# Wanna see somethin crazy in HO?



## slotmichl (Sep 20, 2004)

I know its kind of crazy: I am not really far concerning my first layout, and I am planning a new one already. Inspired from some nice pictures of 1/24 tracks, I just wondered whether ist a great idea to transmit these layouts into HO.
Hmm. What shall I say, I already love it! Its really something different, apparently for races with non-magnet racers, or just for cruising around a bit....

Since this layout in the large scale is named "Engleman", I named mine "HOngleman". Now I wish I had the talent and the time to built it, I would surely start right away......

Michael

Edit: Forgot to mention: Table is 4' x 8', track is about 8" wide, makes a nice 4 lane layout!


----------



## noddaz (Aug 6, 1999)

Interesting....


----------



## Shadowracer (Sep 11, 2004)

Nothing crazy about that! That will be neat. Did you give up on the other layout you posted? (because that was nice too)

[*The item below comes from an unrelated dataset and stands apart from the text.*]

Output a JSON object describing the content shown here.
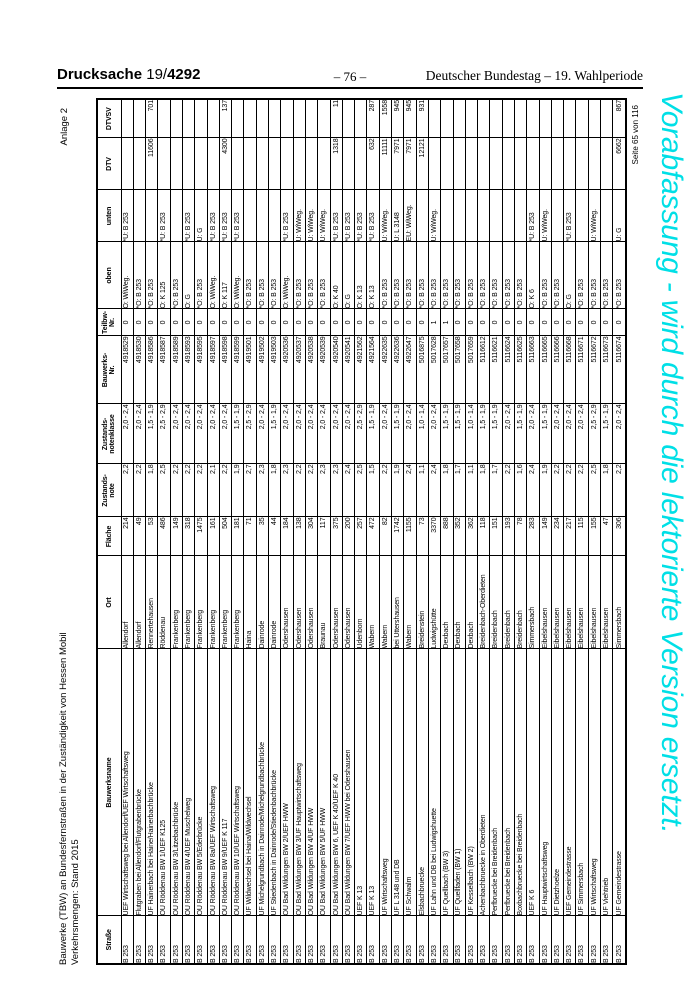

Its a nifty outfit. I saw one time someone had made an HO scale Blue King out of plastic track, which was cool. Your layout reminds me of that. Are you still going to rout your own out of wood?

Trev


----------



## slotmichl (Sep 20, 2004)

Trev,
I still intend to make my "flat" layout first. Simply because I have the imagination how to do all the details needed.
The "HOngleman" was just an idea, after I was looking at some pictures of a King track. This could be a project for the future. I guess its so amazing to me, that I will realize it one day, but surely not too soon. I just thought this second layout would be great to race for non magnet cars, like all the Riggens, Cobramites or brass clad AFX's.
I surely would never have the talent to hand route such a layout, nor the time. So as soon as I will find a way in the CAD to "flatten" all the banked turns, so that a CNC router could do all the work, I will be into that second one also;-))

Michael


----------



## boss9 (Apr 19, 2002)

Hey Michael,

As Shadow said, I don't think it's crazy either. In fact I think it's quite good!:thumbsup: 
It sounds as though you have a few projects in the works. Be sure to keep us all informed of your progress. 

Ps- Thanks for the Email. I will reply to you this eve. 

Cheers!


----------



## roadrner (Jul 21, 1999)

Looks like a fun layout. especially with banks!  rr


----------